VaraderoCuba's quintessential holiday destination is steadily regaining former glory, striding forward to the future where it will once again rank among the finest beach resorts in the Caribbean. Varadero is far from a synthetic vacationer theme park some hold it for - the town is home to nearly 20,000 Cubans and exudes local flavour despite being primarily known for its first-class luxury hotels.
The PeninsulaVaradero's momentum as a tourism hub was put to a halt by the Revolution - a nearly 50-year-long break in visitor influx that now shows major signs of revival. The place name "Varadero" often comprises not just the town proper, but the entire Hicacos Peninsula that juts into the Atlantic reaching out over 20km north from Cuban mainland. On average, the peninsula's width does not exceed five hundred meters, which brings both good and bad with it - the extremely narrow stretch of land makes dining and entertainment venues seem sparse and certainly complicates bar-hopping; on the upside, one is never too far from the beach, being within short walking distance from some of the most stunning white-sand shores on the island at all times. Central Varadero is the area between roughly Calles 10 and 64 - this is where most life in town revolves around, and where many of the more affordable hotels are concentrated (cheaper options may be found in the western part of Varadero, towards Cuban mainland). The peninsula's east is known for being less populous - this is where the more refined luxury hotels and all-inclusive resorts are to be found.
Do & See
Although crisp white-sand beaches are Varadero's main draw, the resort town's appeal extends far beyond those alone. Underneath the cerulean waters lie endless marine treasures, from natural sea fauna to an artificially created underwater marine park of sorts (Cayo Piedras del Norte), with (intentionally) sunken vessels and aircraft waiting to be explored by divers and/or glass-bottom boat passengers. There are a few attractive golf courses in the area, along with several small-town attractions. Some 20km out of town lies the so-called Saturn Cave - a natural grotto filled with water, where diving descents are possible.
Although most restaurants in Varadero cater to an international clientele, classics of Cuban cuisine (many of which are a variation on the theme of rice and beans) are still served at local "paladares" (family-run businesses). One menu item that features prominently on local restaurants' menus is lobster, a marine product reserved primarily for export and foreign visitors, and one whose capture still remains a controversial topic in Cuba. Some local specialities include ajiaco stew, meat empanadas, as well as chicken and pork dishes.
Coffee is an indispensable part of Cuban culture served at most (if not all) Cuban establishments - the world-famous "café Cubano" is essentially a shot of espresso with sugar added in the brewing process.
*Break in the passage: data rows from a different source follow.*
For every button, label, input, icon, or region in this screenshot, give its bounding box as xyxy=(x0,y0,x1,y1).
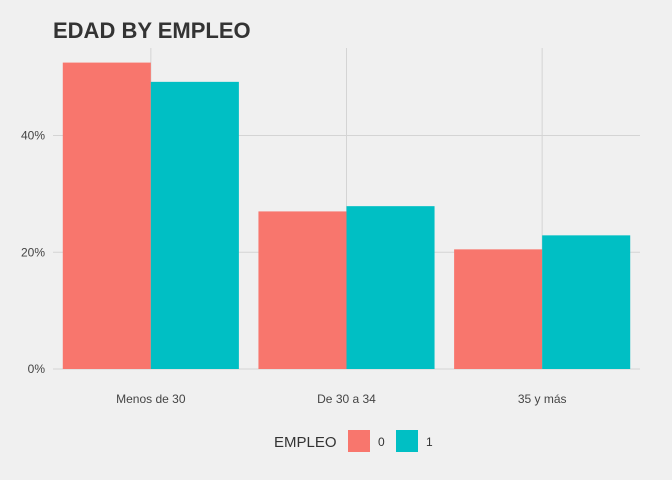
bar-1-1 xyxy=(346,206,435,369)
legend-label-1: 1 xyxy=(426,435,433,449)
y-tick-label: 40% xyxy=(21,129,45,143)
x-axis: Menos de 30 De 30 a 34 35 y más xyxy=(116,392,566,406)
y-axis: 0% 20% 40% xyxy=(21,129,45,376)
legend-title: EMPLEO xyxy=(274,434,337,451)
x-tick-label: 35 y más xyxy=(518,392,567,406)
legend-label-0: 0 xyxy=(378,435,385,449)
bar-0-0 xyxy=(62,62,151,369)
bar-1-0 xyxy=(150,81,239,370)
bar-0-2 xyxy=(454,249,543,369)
legend: EMPLEO 0 1 xyxy=(274,430,433,452)
chart-title: EDAD BY EMPLEO xyxy=(53,18,251,43)
bar-1-2 xyxy=(542,235,631,369)
y-tick-label: 20% xyxy=(21,245,45,259)
x-tick-label: De 30 a 34 xyxy=(317,392,376,406)
y-tick-label: 0% xyxy=(28,362,46,376)
legend-swatch-0 xyxy=(348,430,370,452)
bars xyxy=(62,62,631,370)
bar-0-1 xyxy=(258,211,347,369)
legend-swatch-1 xyxy=(396,430,418,452)
x-tick-label: Menos de 30 xyxy=(116,392,186,406)
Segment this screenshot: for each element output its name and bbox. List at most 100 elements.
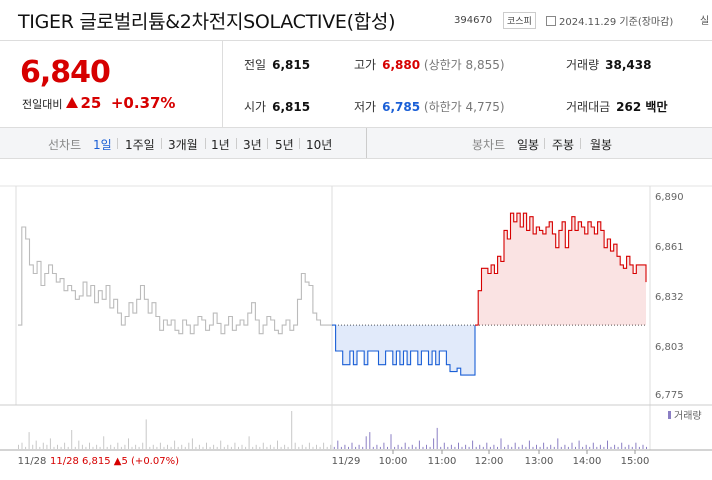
volume-bar (365, 436, 367, 449)
volume-bar (532, 446, 534, 449)
x-tick-label: 10:00 (379, 456, 408, 467)
volume-bar (362, 446, 364, 449)
volume-bar (220, 440, 222, 449)
volume-bar (216, 446, 218, 449)
volume-bar (447, 446, 449, 449)
volume-bar (578, 440, 580, 449)
volume-bar (372, 446, 374, 449)
volume-bar (85, 446, 87, 449)
x-tick-label: 13:00 (525, 456, 554, 467)
tab-1d[interactable]: 1일 (93, 138, 112, 152)
volume-bar (206, 442, 207, 449)
volume-bar (163, 446, 165, 449)
price-box: 6,840 전일대비 25 +0.37% (0, 41, 223, 127)
stat-amount: 거래대금 262 백만 (566, 98, 667, 115)
volume-bar (465, 444, 467, 449)
volume-bar (603, 446, 605, 449)
volume-bar (624, 446, 626, 449)
volume-bar (128, 438, 129, 449)
volume-bar (60, 446, 62, 449)
volume-bar (57, 444, 58, 449)
volume-bar (188, 442, 190, 449)
volume-bar (142, 442, 144, 449)
volume-bar (493, 444, 495, 449)
volume-bar (42, 442, 44, 449)
volume-bar (482, 446, 484, 449)
volume-bar (255, 444, 257, 449)
volume-bar (238, 446, 239, 449)
volume-bar (202, 446, 204, 449)
volume-bar (387, 446, 388, 449)
volume-bar (135, 444, 137, 449)
change-label: 전일대비 (22, 98, 63, 111)
volume-bar (248, 436, 250, 449)
volume-bar (106, 446, 108, 449)
volume-bar (376, 444, 378, 449)
volume-bar (18, 444, 19, 449)
volume-bar (177, 446, 179, 449)
tab-3m[interactable]: 3개월 (168, 138, 198, 152)
volume-bar (96, 444, 98, 449)
volume-bar (159, 442, 161, 449)
x-tick-label: 11:00 (428, 456, 457, 467)
tab-3y[interactable]: 3년 (243, 138, 262, 152)
tab-1y[interactable]: 1년 (211, 138, 230, 152)
volume-bar (131, 446, 133, 449)
volume-bar (418, 440, 420, 449)
x-tick-label: 11/28 (18, 456, 47, 467)
header: TIGER 글로벌리튬&2차전지SOLACTIVE(합성) 394670 코스피… (0, 0, 712, 40)
volume-bar (252, 446, 254, 449)
volume-bar (266, 446, 268, 449)
volume-bar (631, 446, 633, 449)
y-tick-label: 6,803 (655, 342, 684, 353)
volume-bar (614, 444, 616, 449)
volume-bar (340, 446, 342, 449)
volume-bar (607, 440, 608, 449)
volume-bar (227, 444, 229, 449)
tab-daily[interactable]: 일봉 (517, 138, 540, 152)
tab-5y[interactable]: 5년 (275, 138, 294, 152)
volume-bar (241, 444, 243, 449)
volume-bar (511, 446, 513, 449)
volume-bar (642, 444, 644, 449)
volume-bar (440, 446, 442, 449)
y-tick-label: 6,832 (655, 292, 684, 303)
tab-10y[interactable]: 10년 (306, 138, 333, 152)
volume-bar (113, 446, 115, 449)
volume-bar (355, 446, 357, 449)
volume-bar (429, 446, 431, 449)
candle-chart-label: 봉차트 (472, 138, 506, 152)
high-label: 고가 (354, 58, 377, 72)
ticker-code: 394670 (454, 15, 493, 26)
volume-bar (348, 446, 349, 449)
truncated-label: 실 (700, 16, 710, 27)
volume-bar (592, 442, 594, 449)
volume-bar (585, 444, 587, 449)
volume-bar (245, 446, 247, 449)
volume-bar (92, 446, 94, 449)
y-tick-label: 6,861 (655, 242, 684, 253)
tab-weekly[interactable]: 주봉 (552, 138, 575, 152)
tab-1w[interactable]: 1주일 (125, 138, 155, 152)
volume-bar (426, 444, 427, 449)
volume-bar (617, 446, 619, 449)
volume-bar (411, 444, 413, 449)
volume-bar (415, 446, 417, 449)
volume-bar (156, 446, 158, 449)
volume-bar (138, 446, 140, 449)
volume-bar (99, 446, 101, 449)
low-label: 저가 (354, 100, 377, 114)
tab-monthly[interactable]: 월봉 (590, 138, 613, 152)
volume-bar (103, 436, 105, 449)
volume-bar (333, 446, 335, 449)
volume-bar (316, 444, 317, 449)
volume-bar (564, 444, 566, 449)
volume-bar (638, 446, 640, 449)
volume-bar (284, 444, 286, 449)
volume-bar (553, 446, 555, 449)
volume-bar (621, 442, 623, 449)
volume-bar (369, 432, 371, 449)
volume-bar (81, 444, 83, 449)
volume-bar (539, 446, 541, 449)
volume-bar (21, 442, 23, 449)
Ice cream is a beloved local treat, and for breakfast, the customary combo is that of a "tostada" (toasted bread with butter) and cafe con leche, often accompanied by fresh fruit.
Bars & Nightlife
Nightlife in Varadero is geared primarily towards visitors and vacationers, but most clubs welcome a diverse clientele consisting of both Cubans and international travellers. Bar-hopping may be hard to do on your own, since nightlife establishments tend to be quite spread out along the narrow peninsula, so looking into a pub-crawl type program may be a good idea (these often include entry to one of Varadero's festive cabaret shows).
Cigars, rum, coffee and honey are some of the items most sought-after by travellers to Cuba, and rightfully so - these locally-produced products make for perfect gifts and souvenirs, and are often a great bargain to purchase in their land of origin. Products of the non-edible variety include wood handicrafts, Cuban art, music paraphernalia and records. For serious antiques and vintage shopping, it might be worth to plan a trip to Havana, where finds range from rare jewellery to books and magazines.